An Analysis of the Privacy and Security Risks of Android VPN Permission-enabled Apps. MC 2016, November 14-16, 2016, Santa Monica, CA. DOI: http://dx.doi.org/10.1145/2987443.2987471.
“Millions of users worldwide resort to mobile VPN clients to either circumvent censorship or to access geo-blocked con- tent, and more generally for privacy and security purposes. In practice, however, users have little if any guarantees about the corresponding security and privacy settings, and perhaps no practical knowledge about the entities accessing their mobile traffic. In this paper we provide a first comprehensive analysis of 283 Android apps that use the Android VPN permission, which we extracted from a corpus of more than 1.4 million apps on the Google Play store. We perform a number of passive and active measurements designed to investigate a wide range of security and privacy features and to study the behavior of each VPN-based app. Our analysis includes investigation of possible malware presence, third-party library embedding, and traffic manipulation, as well as gauging user perception of the security and privacy of such apps. Our experiments reveal several instances of VPN apps that expose users to serious privacy and security vulnerabilities, such as use of insecure VPN tunneling protocols, as well as IPv6 and DNS traffic leakage. We also report on a number of apps actively performing TLS interception. Of particular concern are instances of apps that inject JavaScript programs for tracking, advertising, and for redirecting e-commerce traffic to external partners.”
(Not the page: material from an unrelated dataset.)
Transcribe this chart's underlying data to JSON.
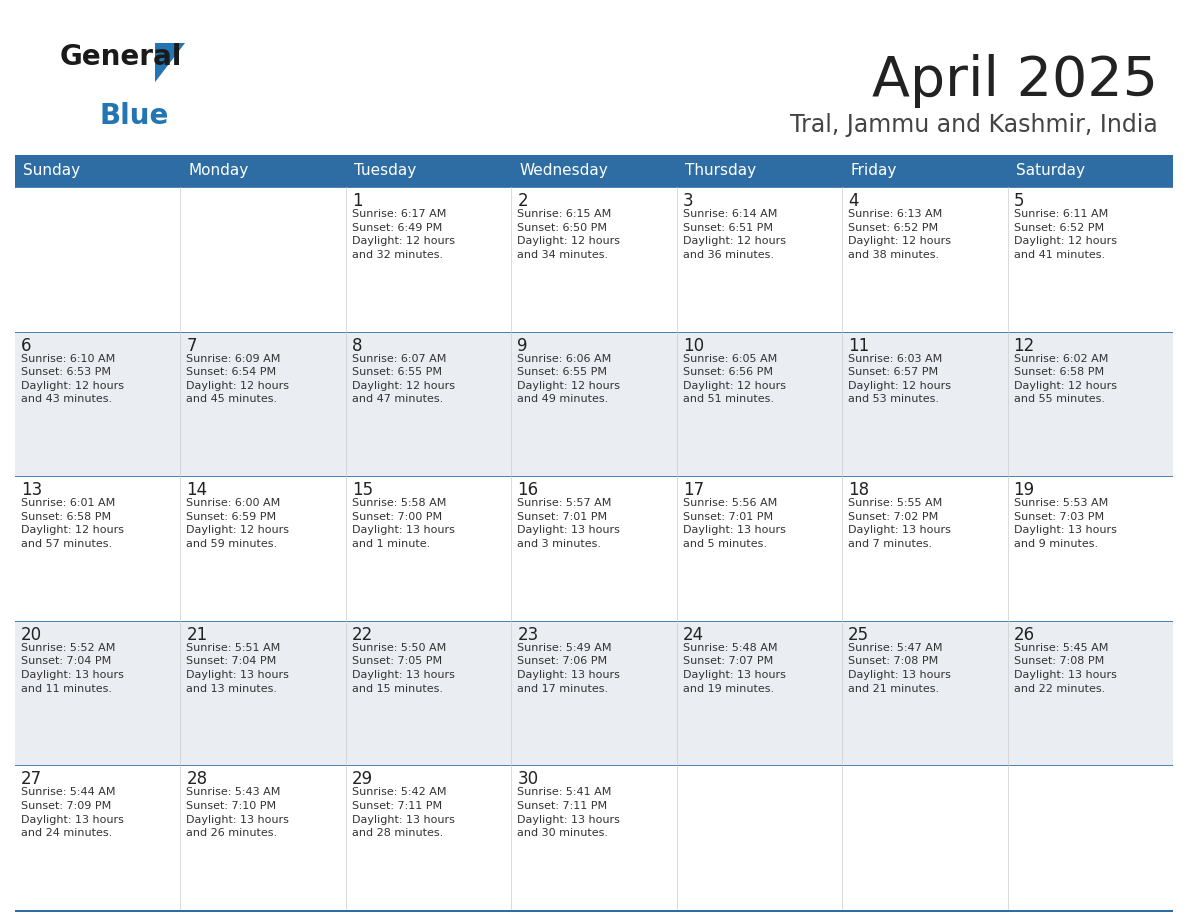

Related – via NPR – “In the first major review of VPN providers, researchers from across the globe tested nearly 300 free VPN apps on Google Play. What they found was alarming. Nearly 40 percent injected malware or malvertising. And nearly 20 percent of the apps didn’t even encrypt user traffic. This month, the Center for Democracy & Technology filed a complaint with the Federal Trade Commission alleging the VPN Hotspot Shield collects data and intercepts traffic. If true, that would be a direct violation of claims by the company’s policy to “never log or store user data.”